Accuracy of different methods applied to wine dataset

Fig. 11
figure 11

Accuracy of different methods applied to hypothyroid dataset

Fig. 12
figure 12

Accuracy of different methods applied to iris dataset

Fig. 13
figure 13

Accuracy of different methods applied breast cancer dataset

The Iris GE-BP model had a 96.6% accuracy and a 6.14% standard deviation for the Iris dataset. This shows that generally speaking, the model was successful in categorizing the many species of iris flowers. The relatively high standard deviation, however, points to some performance variation between various runs. The accuracy of the MLPGA+4 Hyperparameters model, on the other hand, was remarkable, coming in at 98.87% with a standard deviation of 11.30%. This model consistently produced good accuracy on the Iris dataset by combining Multi-Layer Perceptron with Genetic Algorithm optimization and four chosen hyperparameters. With three hidden layers and four normal layers, the MLP-GA Architecture model had an accuracy of 97.30%. This shows that a highly accurate classifier for the Iris dataset was produced using the selected architecture in combination with weight-tweaking genetic algorithm optimization.

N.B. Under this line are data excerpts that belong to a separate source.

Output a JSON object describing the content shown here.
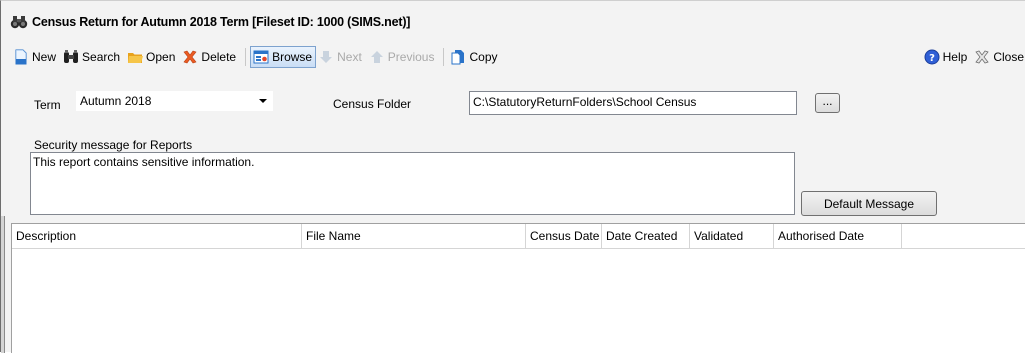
{
  "window": {
    "title": "Census Return for Autumn 2018 Term [Fileset ID: 1000 (SIMS.net)]",
    "icon": "binoculars-icon"
  },
  "toolbar": {
    "items": [
      {
        "label": "New",
        "icon": "new-document-icon",
        "enabled": true
      },
      {
        "label": "Search",
        "icon": "binoculars-icon",
        "enabled": true
      },
      {
        "label": "Open",
        "icon": "folder-icon",
        "enabled": true
      },
      {
        "label": "Delete",
        "icon": "delete-x-icon",
        "enabled": true
      },
      {
        "label": "Browse",
        "icon": "browse-icon",
        "enabled": true,
        "active": true
      },
      {
        "label": "Next",
        "icon": "arrow-down-icon",
        "enabled": false
      },
      {
        "label": "Previous",
        "icon": "arrow-up-icon",
        "enabled": false
      },
      {
        "label": "Copy",
        "icon": "copy-icon",
        "enabled": true
      }
    ],
    "right_items": [
      {
        "label": "Help",
        "icon": "help-icon"
      },
      {
        "label": "Close",
        "icon": "close-icon"
      }
    ]
  },
  "form": {
    "term_label": "Term",
    "term_value": "Autumn 2018",
    "census_folder_label": "Census Folder",
    "census_folder_value": "C:\\StatutoryReturnFolders\\School Census",
    "browse_button_label": "...",
    "security_label": "Security message for Reports",
    "security_message": "This report contains sensitive information.",
    "default_message_button": "Default Message"
  },
  "table": {
    "columns": [
      "Description",
      "File Name",
      "Census Date",
      "Date Created",
      "Validated",
      "Authorised Date"
    ],
    "rows": []
  },
  "colors": {
    "accent": "#1e6fd0",
    "delete": "#e05a1f",
    "folder": "#f2b632",
    "disabled_text": "#a9a9a9"
  }
}
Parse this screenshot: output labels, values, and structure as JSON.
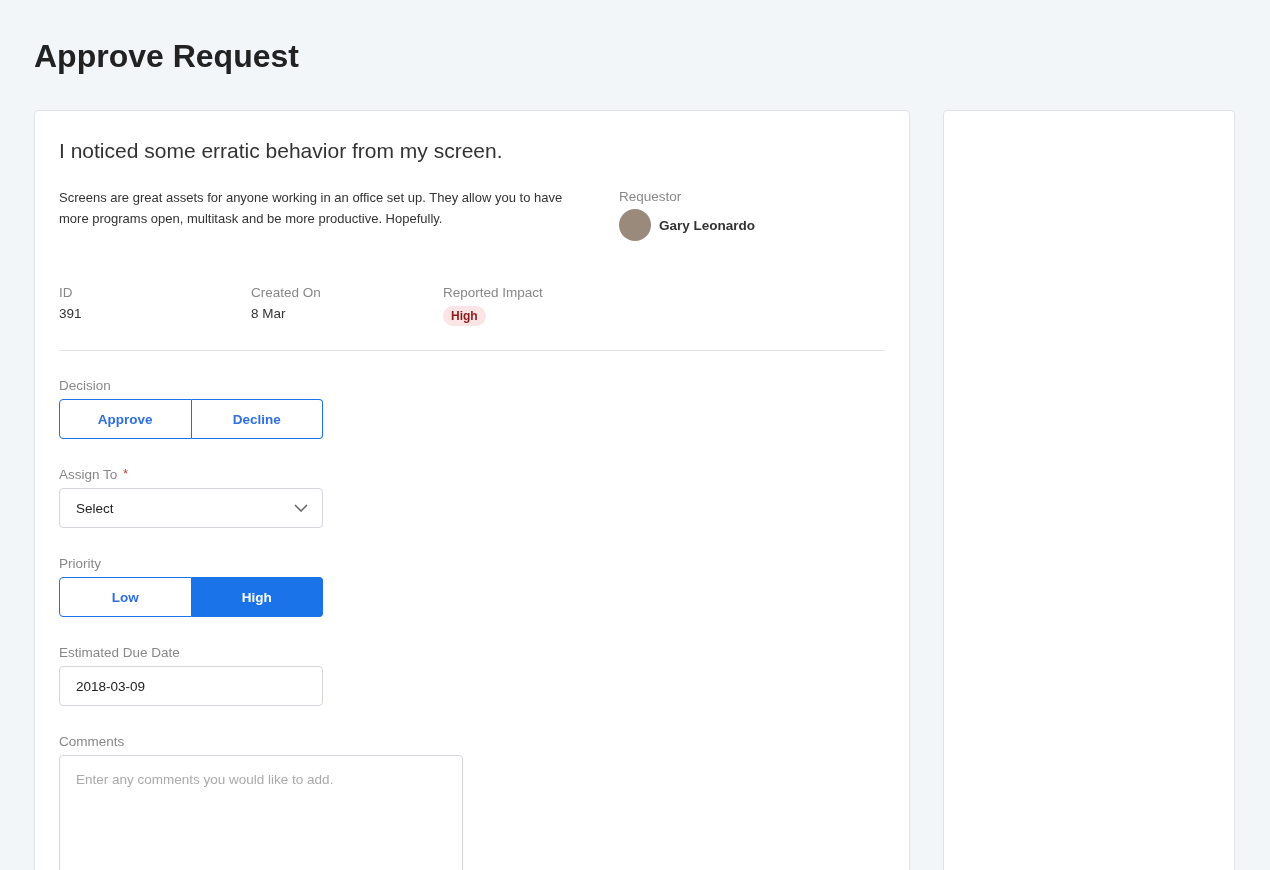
{
  "page_title": "Approve Request",
  "request": {
    "title": "I noticed some erratic behavior from my screen.",
    "description": "Screens are great assets for anyone working in an office set up. They allow you to have more programs open, multitask and be more productive. Hopefully.",
    "requestor_label": "Requestor",
    "requestor_name": "Gary Leonardo",
    "meta": [
      {
        "label": "ID",
        "value": "391",
        "kind": "text"
      },
      {
        "label": "Created On",
        "value": "8 Mar",
        "kind": "text"
      },
      {
        "label": "Reported Impact",
        "value": "High",
        "kind": "badge"
      }
    ]
  },
  "form": {
    "decision": {
      "label": "Decision",
      "options": [
        {
          "label": "Approve",
          "selected": false
        },
        {
          "label": "Decline",
          "selected": false
        }
      ]
    },
    "assign_to": {
      "label": "Assign To",
      "required_mark": "*",
      "value": "Select"
    },
    "priority": {
      "label": "Priority",
      "options": [
        {
          "label": "Low",
          "selected": false
        },
        {
          "label": "High",
          "selected": true
        }
      ]
    },
    "due_date": {
      "label": "Estimated Due Date",
      "value": "2018-03-09"
    },
    "comments": {
      "label": "Comments",
      "placeholder": "Enter any comments you would like to add."
    }
  }
}
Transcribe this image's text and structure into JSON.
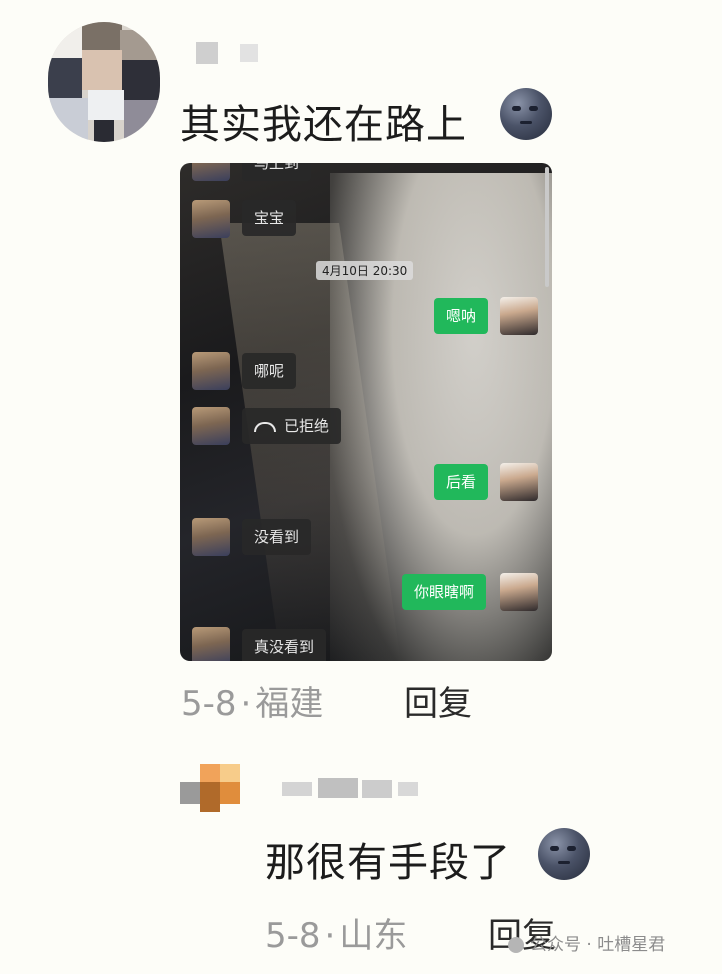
{
  "comment1": {
    "text": "其实我还在路上",
    "emoji": "new-moon-face-emoji",
    "date": "5-8",
    "separator": "·",
    "location": "福建",
    "reply_label": "回复"
  },
  "screenshot": {
    "timestamp": "4月10日 20:30",
    "messages": [
      {
        "side": "left",
        "text": "马上到"
      },
      {
        "side": "left",
        "text": "宝宝"
      },
      {
        "side": "right",
        "text": "嗯呐"
      },
      {
        "side": "left",
        "text": "哪呢"
      },
      {
        "side": "left",
        "text": "已拒绝",
        "icon": "call-declined-icon"
      },
      {
        "side": "right",
        "text": "后看"
      },
      {
        "side": "left",
        "text": "没看到"
      },
      {
        "side": "right",
        "text": "你眼瞎啊"
      },
      {
        "side": "left",
        "text": "真没看到"
      }
    ]
  },
  "comment2": {
    "text": "那很有手段了",
    "emoji": "new-moon-face-emoji",
    "date": "5-8",
    "separator": "·",
    "location": "山东",
    "reply_label": "回复"
  },
  "watermark": {
    "text": "公众号 · 吐槽星君"
  },
  "colors": {
    "background": "#fdfdf8",
    "wechat_green": "#21b85b",
    "meta_gray": "#9a9a9a"
  }
}
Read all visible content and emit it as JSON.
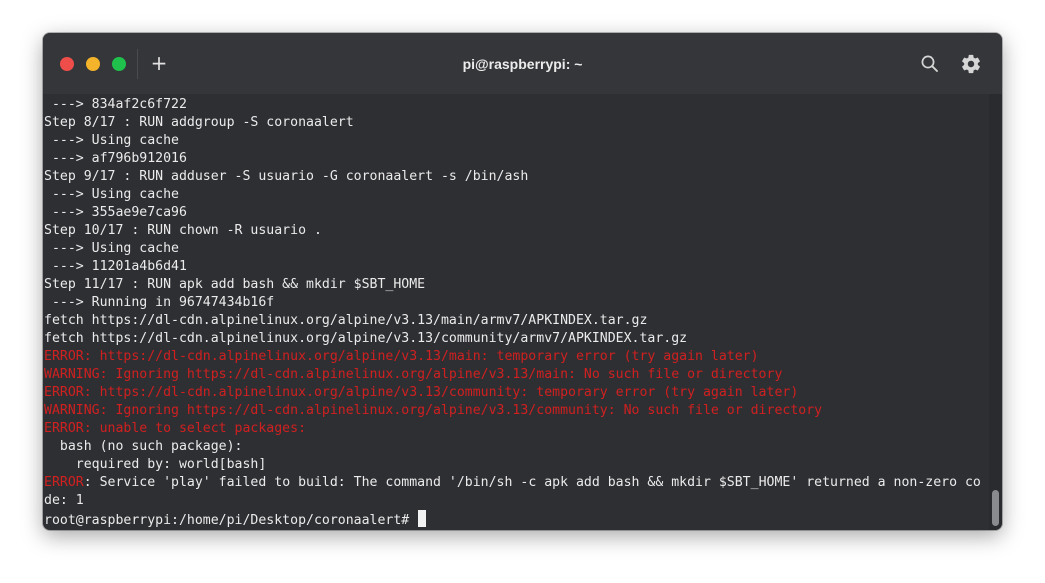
{
  "window": {
    "title": "pi@raspberrypi: ~",
    "new_tab_label": "+"
  },
  "icons": {
    "new_tab": "plus-icon",
    "search": "search-icon",
    "settings": "gear-icon"
  },
  "colors": {
    "background": "#2e2f33",
    "titlebar": "#353639",
    "text": "#ebebeb",
    "error": "#d02020",
    "close": "#ee4d4a",
    "minimize": "#f3b32a",
    "maximize": "#1fc14c"
  },
  "terminal": {
    "lines": [
      " ---> 834af2c6f722",
      "Step 8/17 : RUN addgroup -S coronaalert",
      " ---> Using cache",
      " ---> af796b912016",
      "Step 9/17 : RUN adduser -S usuario -G coronaalert -s /bin/ash",
      " ---> Using cache",
      " ---> 355ae9e7ca96",
      "Step 10/17 : RUN chown -R usuario .",
      " ---> Using cache",
      " ---> 11201a4b6d41",
      "Step 11/17 : RUN apk add bash && mkdir $SBT_HOME",
      " ---> Running in 96747434b16f",
      "fetch https://dl-cdn.alpinelinux.org/alpine/v3.13/main/armv7/APKINDEX.tar.gz",
      "fetch https://dl-cdn.alpinelinux.org/alpine/v3.13/community/armv7/APKINDEX.tar.gz",
      "ERROR: https://dl-cdn.alpinelinux.org/alpine/v3.13/main: temporary error (try again later)",
      "WARNING: Ignoring https://dl-cdn.alpinelinux.org/alpine/v3.13/main: No such file or directory",
      "ERROR: https://dl-cdn.alpinelinux.org/alpine/v3.13/community: temporary error (try again later)",
      "WARNING: Ignoring https://dl-cdn.alpinelinux.org/alpine/v3.13/community: No such file or directory",
      "ERROR: unable to select packages:",
      "  bash (no such package):",
      "    required by: world[bash]"
    ],
    "failure_prefix": "ERROR",
    "failure_message": ": Service 'play' failed to build: The command '/bin/sh -c apk add bash && mkdir $SBT_HOME' returned a non-zero co",
    "failure_continuation": "de: 1",
    "prompt": "root@raspberrypi:/home/pi/Desktop/coronaalert# "
  }
}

The reported results for various methods in breast cancer classification are as follows: The ANN method’s outstanding accuracy of 99.4% was attained using a 15-neuron ANN. A 97.51% accuracy was achieved using SBS-BPPSO (10 CV). SBS-BPLM (10 CV) attained a 98.83% accuracy. The accuracy of GONN1 was 98.24%. The accuracy of GONN2 was 99.63%. The accuracy of MLP hyper-parameters utilizing 1 hidden layer and 8 neurons was 97.70%. Last but not least, an accuracy of 97.00% was attained utilizing P.method hyper-parameters with 1 hidden layer and 10 neurons.

The results show that MLPRGA+5 performs differently on various datasets compared to the other approaches the authors have suggested, Figs. 101112, and 13 depicts a summary of the results that were attained. Although it shows promise in some datasets, it might not work well in others. Further research and experimentation are advised to improve the results in this particular dataset. This will aid in the method’s improvement and optimization, maybe producing better results.

6 Conclusion

this study introduces a novel and highly effective approach MLPRGA+5 to optimize hyperparameters for Multilayer Perceptron (MLP) neural networks leveraging the Real-coded Genetic Algorithm (RCGA). Our work focuses on achieving an optimal balance between MLP accuracy and complexity. RCGA, along with specific operators like Simulated Binary Crossover (SBX) and Polynomial Mutation, offers a robust framework for navigating the intricate landscape of hyperparameters. The selection of RCGA is rooted in its ability to directly manage real-valued hyperparameters, aligning seamlessly with the continuous nature of these parameters. The synergy with SBX and Polynomial Mutation further empowers the algorithm to efficiently explore complex optimization spaces. This research extends the frontiers of hyperparameter tuning in MLP networks, emphasizing the broader utility of RCGAs in tackling intricate optimization challenges. By concurrently optimizing neural network architecture and hyperparameters, we provide a more efficient approach to classification tasks. Ultimately, our study underscores the potential of RCGAs as a valuable tool for machine learning and artificial intelligence, promoting advancements in deep learning and effective solutions to real-world problems.